Blending bluegrass, rock and countless other influences that the band cites, Yonder has pioneered a sound of their own, according to their bio provided by Paradigm Talent Agency. With their traditional lineup of instruments, the band may look like a traditional bluegrass band at first glance but they’ve created their own music that transcends any genre.
The Colorado-based foursome has crisscrossed the country for more than a decade now playing such varied settings as festivals, rock clubs, Red Rocks Amphitheater in the band’s home state, and event the Democratic National Convention in Denver.

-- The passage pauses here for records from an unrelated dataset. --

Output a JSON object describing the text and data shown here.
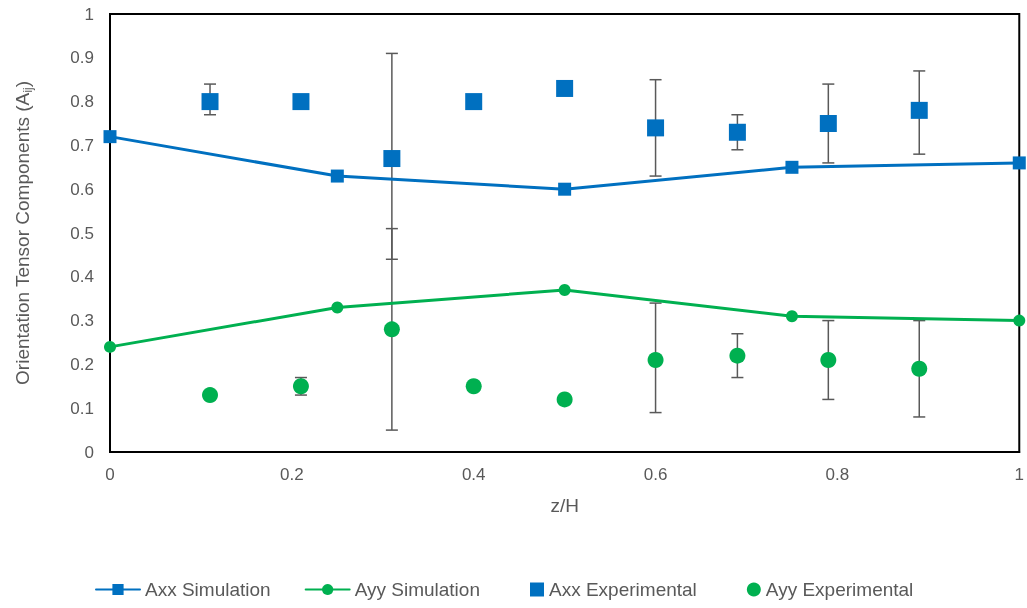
{
  "chart_data": {
    "type": "line",
    "xlabel": "z/H",
    "ylabel": "Orientation Tensor Components (A$_{ij}$)",
    "xlim": [
      0,
      1
    ],
    "xticks": [
      0,
      0.2,
      0.4,
      0.6,
      0.8,
      1
    ],
    "ylim": [
      0,
      1
    ],
    "yticks": [
      0,
      0.1,
      0.2,
      0.3,
      0.4,
      0.5,
      0.6,
      0.7,
      0.8,
      0.9,
      1
    ],
    "grid": false,
    "legend": "bottom",
    "series": [
      {
        "name": "Axx Simulation",
        "marker": "square",
        "color": "#0070c0",
        "x": [
          0,
          0.25,
          0.5,
          0.75,
          1
        ],
        "values": [
          0.72,
          0.63,
          0.6,
          0.65,
          0.66
        ]
      },
      {
        "name": "Ayy Simulation",
        "marker": "circle",
        "color": "#00b050",
        "x": [
          0,
          0.25,
          0.5,
          0.75,
          1
        ],
        "values": [
          0.24,
          0.33,
          0.37,
          0.31,
          0.3
        ]
      },
      {
        "name": "Axx Experimental",
        "type": "scatter",
        "marker": "square",
        "color": "#0070c0",
        "x": [
          0.11,
          0.21,
          0.31,
          0.4,
          0.5,
          0.6,
          0.69,
          0.79,
          0.89
        ],
        "values": [
          0.8,
          0.8,
          0.67,
          0.8,
          0.83,
          0.74,
          0.73,
          0.75,
          0.78
        ],
        "errors": [
          [
            0.77,
            0.84
          ],
          null,
          [
            0.44,
            0.91
          ],
          null,
          null,
          [
            0.63,
            0.85
          ],
          [
            0.69,
            0.77
          ],
          [
            0.66,
            0.84
          ],
          [
            0.68,
            0.87
          ]
        ]
      },
      {
        "name": "Ayy Experimental",
        "type": "scatter",
        "marker": "circle",
        "color": "#00b050",
        "x": [
          0.11,
          0.21,
          0.31,
          0.4,
          0.5,
          0.6,
          0.69,
          0.79,
          0.89
        ],
        "values": [
          0.13,
          0.15,
          0.28,
          0.15,
          0.12,
          0.21,
          0.22,
          0.21,
          0.19
        ],
        "errors": [
          null,
          [
            0.13,
            0.17
          ],
          [
            0.05,
            0.51
          ],
          null,
          null,
          [
            0.09,
            0.34
          ],
          [
            0.17,
            0.27
          ],
          [
            0.12,
            0.3
          ],
          [
            0.08,
            0.3
          ]
        ]
      }
    ]
  }
}
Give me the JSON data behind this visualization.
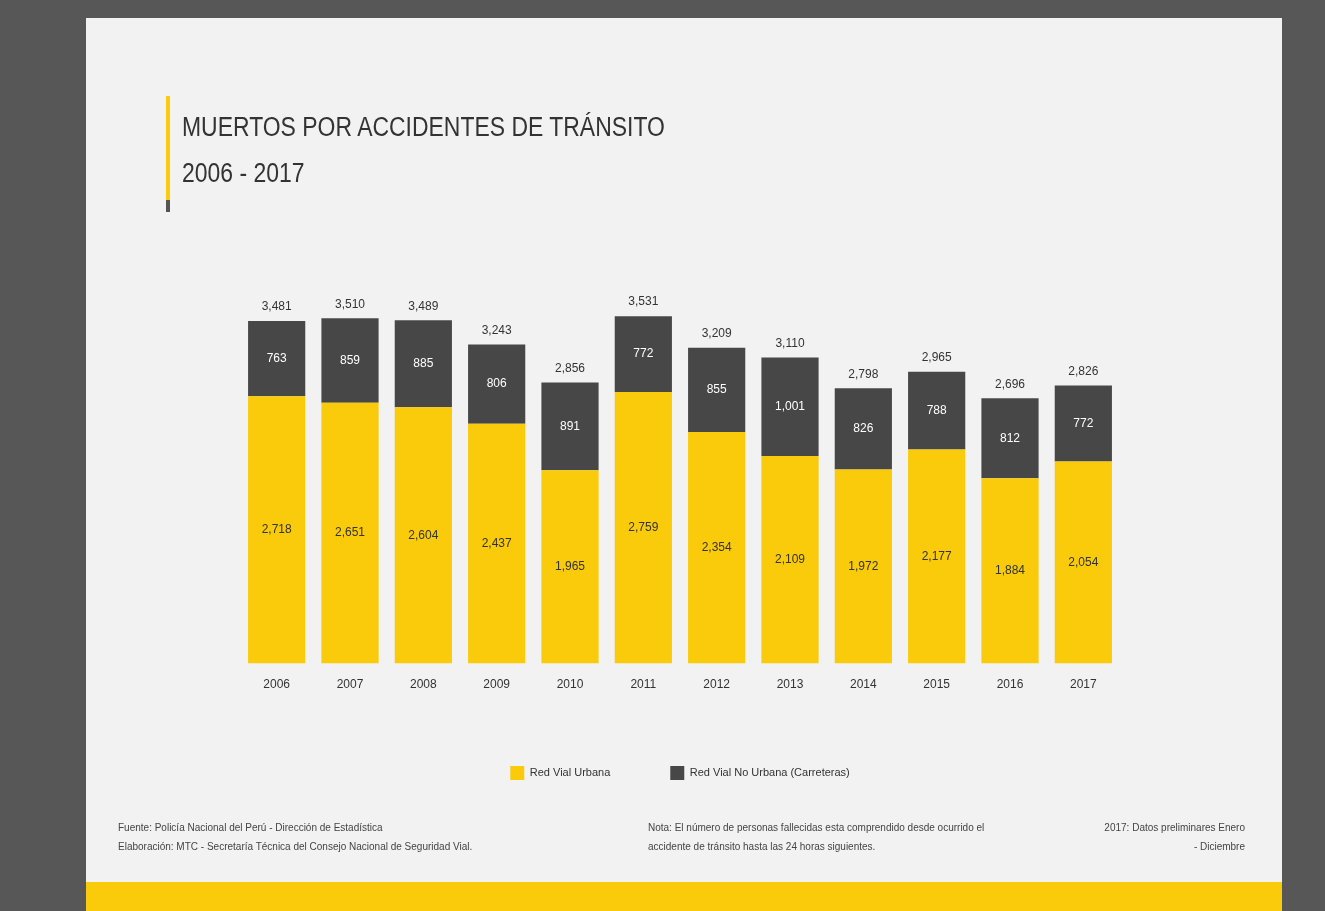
{
  "chart_data": {
    "type": "bar",
    "title": "MUERTOS POR ACCIDENTES DE TRÁNSITO",
    "subtitle": "2006 - 2017",
    "categories": [
      "2006",
      "2007",
      "2008",
      "2009",
      "2010",
      "2011",
      "2012",
      "2013",
      "2014",
      "2015",
      "2016",
      "2017"
    ],
    "stacked": true,
    "series": [
      {
        "name": "Red Vial Urbana",
        "color": "#f9cb0b",
        "values": [
          2718,
          2651,
          2604,
          2437,
          1965,
          2759,
          2354,
          2109,
          1972,
          2177,
          1884,
          2054
        ],
        "value_labels": [
          "2,718",
          "2,651",
          "2,604",
          "2,437",
          "1,965",
          "2,759",
          "2,354",
          "2,109",
          "1,972",
          "2,177",
          "1,884",
          "2,054"
        ]
      },
      {
        "name": "Red Vial No Urbana (Carreteras)",
        "color": "#474747",
        "values": [
          763,
          859,
          885,
          806,
          891,
          772,
          855,
          1001,
          826,
          788,
          812,
          772
        ],
        "value_labels": [
          "763",
          "859",
          "885",
          "806",
          "891",
          "772",
          "855",
          "1,001",
          "826",
          "788",
          "812",
          "772"
        ]
      }
    ],
    "totals": [
      "3,481",
      "3,510",
      "3,489",
      "3,243",
      "2,856",
      "3,531",
      "3,209",
      "3,110",
      "2,798",
      "2,965",
      "2,696",
      "2,826"
    ],
    "legend": "bottom",
    "grid": false,
    "tick_labels": "x",
    "annotations": [
      "Fuente: Policía Nacional del Perú - Dirección de Estadística",
      "Elaboración: MTC - Secretaría Técnica del Consejo Nacional de Seguridad Vial.",
      "Nota: El número de personas fallecidas esta comprendido desde ocurrido el accidente de tránsito hasta las 24 horas siguientes.",
      "2017: Datos preliminares Enero - Diciembre"
    ]
  }
}
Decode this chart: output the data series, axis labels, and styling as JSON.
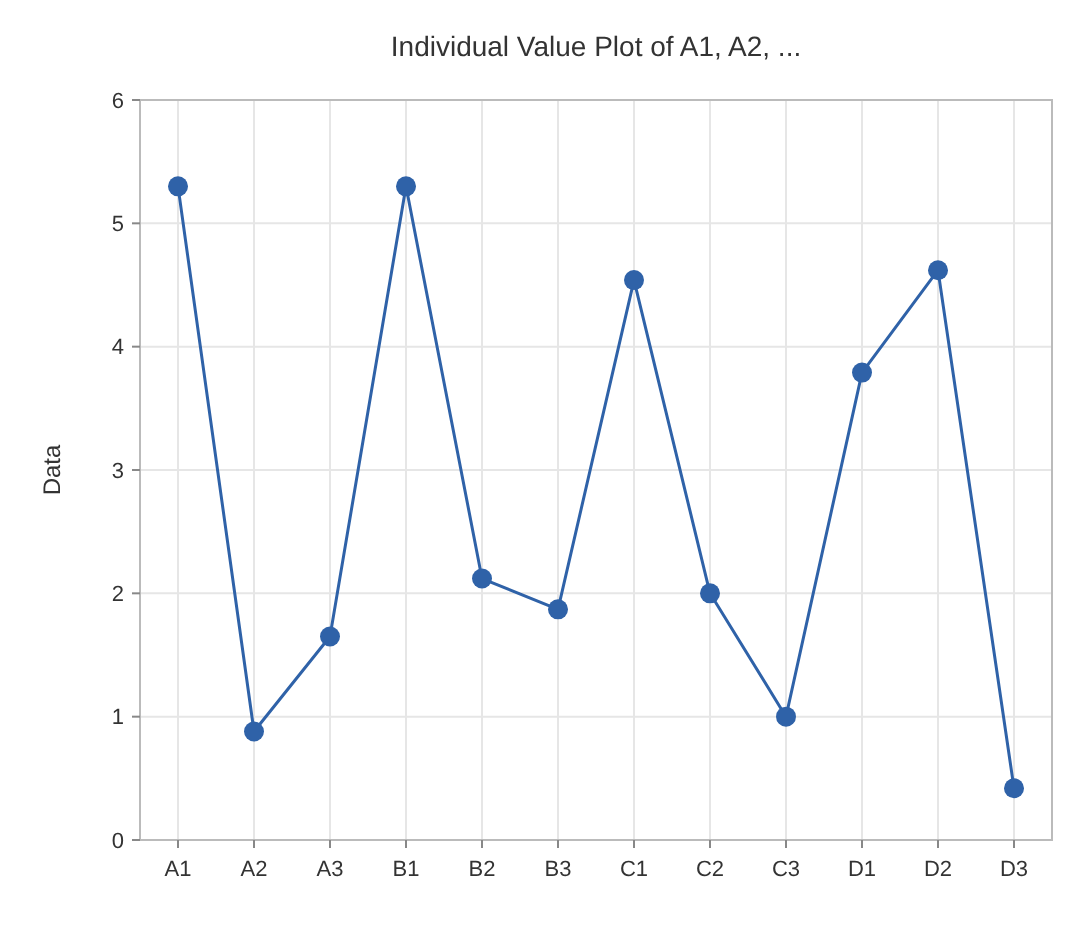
{
  "chart_data": {
    "type": "line",
    "title": "Individual Value Plot of A1, A2, ...",
    "ylabel": "Data",
    "categories": [
      "A1",
      "A2",
      "A3",
      "B1",
      "B2",
      "B3",
      "C1",
      "C2",
      "C3",
      "D1",
      "D2",
      "D3"
    ],
    "series": [
      {
        "color": "#2f62a8",
        "values": [
          5.3,
          0.88,
          1.65,
          5.3,
          2.12,
          1.87,
          4.54,
          2.0,
          1.0,
          3.79,
          4.62,
          0.42
        ]
      }
    ],
    "ylim": [
      0,
      6
    ],
    "yticks": [
      0,
      1,
      2,
      3,
      4,
      5,
      6
    ],
    "grid": true,
    "marker": "circle",
    "line_style": "solid"
  }
}
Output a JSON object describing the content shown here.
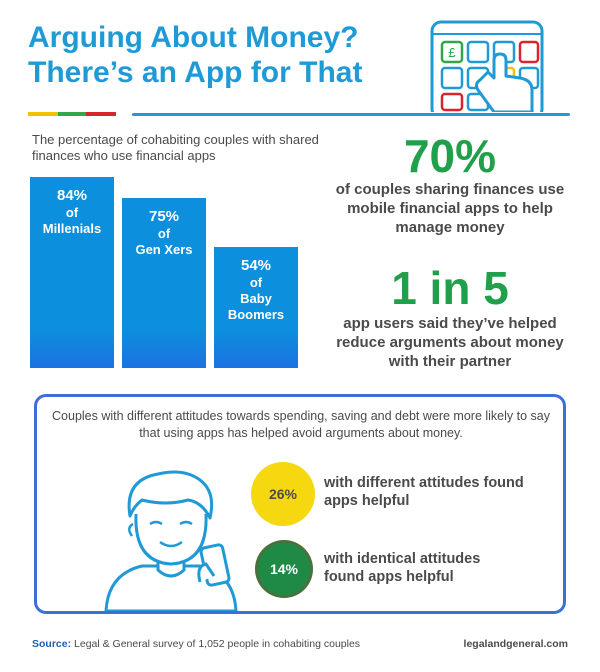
{
  "title": {
    "line1": "Arguing About Money?",
    "line2": "There’s an App for That"
  },
  "subtitle": "The percentage of cohabiting couples with shared finances who use financial apps",
  "bars": [
    {
      "pct": "84%",
      "label": "of\nMillenials",
      "value": 84
    },
    {
      "pct": "75%",
      "label": "of\nGen Xers",
      "value": 75
    },
    {
      "pct": "54%",
      "label": "of\nBaby\nBoomers",
      "value": 54
    }
  ],
  "stat1": {
    "number": "70%",
    "text": "of couples sharing finances use mobile financial apps to help manage money"
  },
  "stat2": {
    "number": "1 in 5",
    "text": "app users said they’ve helped reduce arguments about money with their partner"
  },
  "box": {
    "text": "Couples with different attitudes towards spending, saving and debt were more likely to say that using apps has helped avoid arguments about money.",
    "item1": {
      "pct": "26%",
      "text": "with different attitudes found apps helpful",
      "color": "#f5d80f"
    },
    "item2": {
      "pct": "14%",
      "text": "with identical attitudes found apps helpful",
      "color": "#1f8a45"
    }
  },
  "footer": {
    "source_label": "Source:",
    "source_text": "Legal & General survey of 1,052 people in cohabiting couples",
    "site": "legalandgeneral.com"
  },
  "colors": {
    "accent_blue": "#1f9ad6",
    "bar_blue": "#0c8fdc",
    "green": "#20a04b",
    "border_blue": "#3d6fd9"
  }
}
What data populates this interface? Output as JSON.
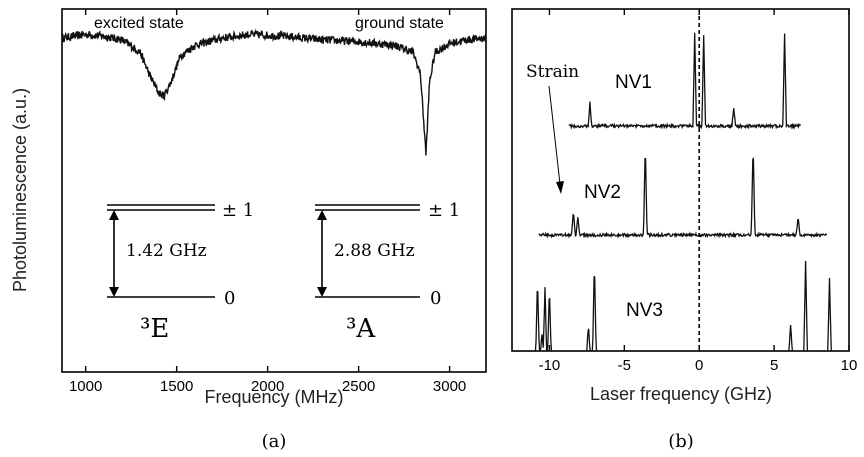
{
  "chart_data": [
    {
      "panel": "(a)",
      "type": "line",
      "xlabel": "Frequency (MHz)",
      "ylabel": "Photoluminescence (a.u.)",
      "xlim": [
        870,
        3200
      ],
      "ylim": [
        0,
        1
      ],
      "xticks": [
        1000,
        1500,
        2000,
        2500,
        3000
      ],
      "annotations": [
        "excited state",
        "ground state"
      ],
      "series": [
        {
          "points": [
            [
              870,
              0.92
            ],
            [
              1000,
              0.93
            ],
            [
              1100,
              0.925
            ],
            [
              1200,
              0.915
            ],
            [
              1300,
              0.88
            ],
            [
              1350,
              0.82
            ],
            [
              1400,
              0.77
            ],
            [
              1430,
              0.76
            ],
            [
              1470,
              0.8
            ],
            [
              1520,
              0.87
            ],
            [
              1600,
              0.9
            ],
            [
              1750,
              0.92
            ],
            [
              1900,
              0.93
            ],
            [
              2100,
              0.925
            ],
            [
              2300,
              0.915
            ],
            [
              2500,
              0.91
            ],
            [
              2700,
              0.9
            ],
            [
              2800,
              0.88
            ],
            [
              2840,
              0.82
            ],
            [
              2870,
              0.6
            ],
            [
              2890,
              0.8
            ],
            [
              2920,
              0.88
            ],
            [
              3000,
              0.905
            ],
            [
              3100,
              0.915
            ],
            [
              3200,
              0.92
            ]
          ]
        }
      ],
      "energy_levels": [
        {
          "state": "³E",
          "splitting": "1.42 GHz",
          "upper_label": "± 1",
          "lower_label": "0"
        },
        {
          "state": "³A",
          "splitting": "2.88 GHz",
          "upper_label": "± 1",
          "lower_label": "0"
        }
      ]
    },
    {
      "panel": "(b)",
      "type": "line",
      "xlabel": "Laser frequency (GHz)",
      "ylabel": "",
      "xlim": [
        -12.5,
        10
      ],
      "xticks": [
        -10,
        -5,
        0,
        5,
        10
      ],
      "reference_line_x": 0,
      "annotation": "Strain",
      "series": [
        {
          "name": "NV1",
          "x_range": [
            -8.7,
            6.8
          ],
          "peaks": [
            [
              -7.3,
              0.25
            ],
            [
              -0.3,
              1.0
            ],
            [
              0.3,
              1.0
            ],
            [
              2.3,
              0.2
            ],
            [
              5.7,
              1.0
            ]
          ]
        },
        {
          "name": "NV2",
          "x_range": [
            -10.7,
            8.5
          ],
          "peaks": [
            [
              -8.4,
              0.25
            ],
            [
              -8.1,
              0.2
            ],
            [
              -3.6,
              1.0
            ],
            [
              3.6,
              1.0
            ],
            [
              6.6,
              0.2
            ]
          ]
        },
        {
          "name": "NV3",
          "x_range": [
            -12.5,
            8.9
          ],
          "peaks": [
            [
              -10.8,
              0.8
            ],
            [
              -10.5,
              0.2
            ],
            [
              -10.3,
              0.7
            ],
            [
              -10.0,
              0.7
            ],
            [
              -7.4,
              0.3
            ],
            [
              -7.0,
              1.0
            ],
            [
              6.1,
              0.3
            ],
            [
              7.1,
              1.0
            ],
            [
              8.7,
              0.8
            ]
          ]
        }
      ]
    }
  ]
}
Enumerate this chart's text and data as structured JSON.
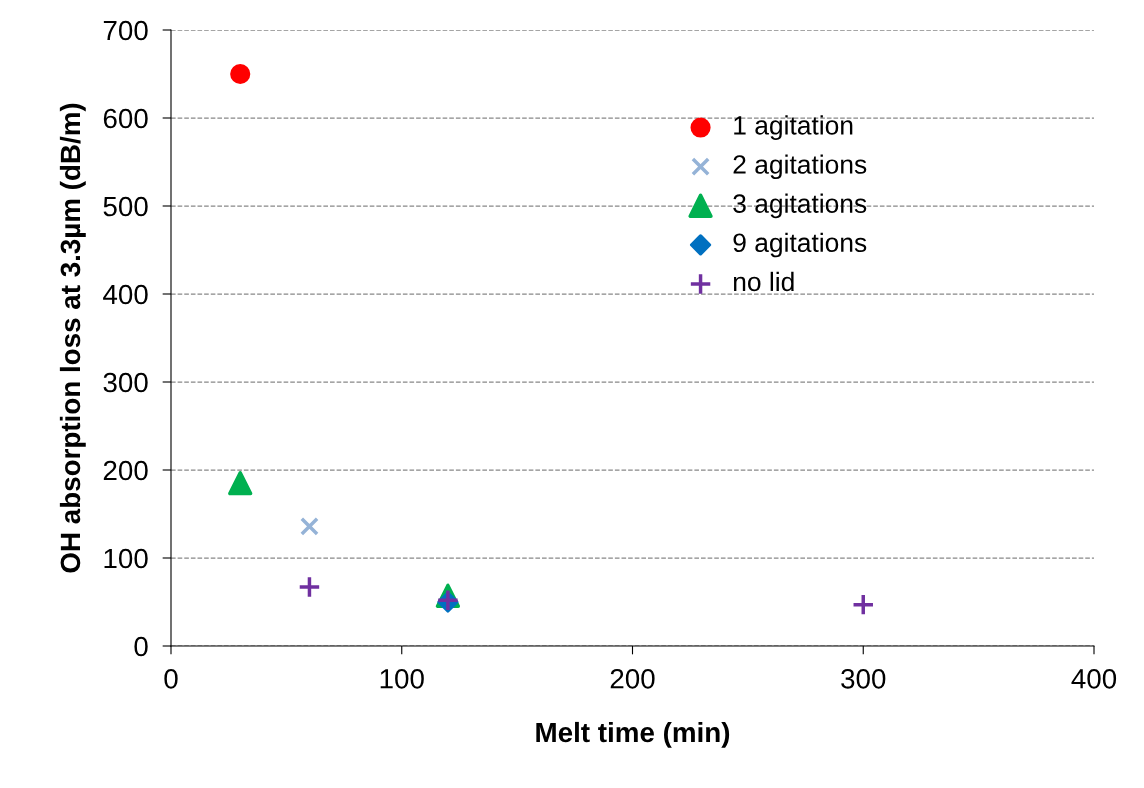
{
  "chart_data": {
    "type": "scatter",
    "xlabel": "Melt time (min)",
    "ylabel": "OH absorption loss at 3.3µm (dB/m)",
    "xlim": [
      0,
      400
    ],
    "xticks": [
      0,
      100,
      200,
      300,
      400
    ],
    "ylim": [
      0,
      700
    ],
    "yticks": [
      0,
      100,
      200,
      300,
      400,
      500,
      600,
      700
    ],
    "grid": "y",
    "legend": "top right",
    "series": [
      {
        "name": "1 agitation",
        "color": "#ff0000",
        "marker": "circle",
        "x": [
          30
        ],
        "values": [
          650
        ]
      },
      {
        "name": "2 agitations",
        "color": "#95b3d7",
        "marker": "cross",
        "x": [
          60
        ],
        "values": [
          136
        ]
      },
      {
        "name": "3 agitations",
        "color": "#00b050",
        "marker": "triangle",
        "x": [
          30,
          120
        ],
        "values": [
          185,
          57
        ]
      },
      {
        "name": "9 agitations",
        "color": "#0070c0",
        "marker": "diamond",
        "x": [
          120
        ],
        "values": [
          50
        ]
      },
      {
        "name": "no lid",
        "color": "#7030a0",
        "marker": "plus",
        "x": [
          60,
          120,
          300
        ],
        "values": [
          67,
          52,
          47
        ]
      }
    ]
  }
}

The band’s loyal fan base has been built from this diverse setting of music venues as fans latched on to their genre-defying original sound.
In between tours, the band spent time working on its fifth studio album. “The Show,” released in 2009, is their second album with rock producer Tom Rothrock. While some might scratch their heads as to why a string band would want a rock producer, this decision was a natural choice for the band.
“We don’t have a lot of nostalgia for the past,” said banjo player Dave Johnston in a press release. “You shouldn’t try to re-create the 1940s. I like to think of us as informed by the past and all the great performers before us. But we also want to look forward rather than give people something that has already been perfected.”
“The Show” has the similar acoustic instrumentation – Adam Aijala on guitar, Johnston on banjo, Jeff Austin on mandolin and Ben Kaufman on bass with all four singing – as many of its classic bluegrass forefathers. The record consists of 13 songs all written by Yonder.
The band has long cited such varied influences as the bluegrass of Del McCoury, Johnson Mountain Boys, Jimmy Martin, Bill Monroe, Osborne Brothers as well as the punk rock of Bad Religion, Black Flag and the Dead Kennedys. Somewhere in between these two tent poles are early 20th century composers and alternative rock bands like Grandaddy and Postal Service. It’s all funneled through the band’s unique chemistry, honed since they first met at an informal club performance in 1998.
Joining Yonder Mountain String Band will be The Travelin’ McCourys, featuring Ronnie McCoury on mandolin, Rob McCoury on banjo, Jason Carter on fiddle and Alan Bartram on bass along with featured guests on guitar and vocals.
According to the band’s bio provided by Crossover Touring, The Travelin’ McCourys is the latest incarnation of the most awarded band in the history of bluegrass – The Del McCoury Band. As the sons of bluegrass legend Del McCoury, Ronnie and Rob continue their father’s work – a lifelong dedication to the power of bluegrass music to bring joy into people’s lives. Based in tradition the ensemble is loved and respected by the bluegrass faithful but they also bring something fresh and rejuvenating to the stage. The band has a confidence that comes with having paid their dues with 20 years on the bluegrass road.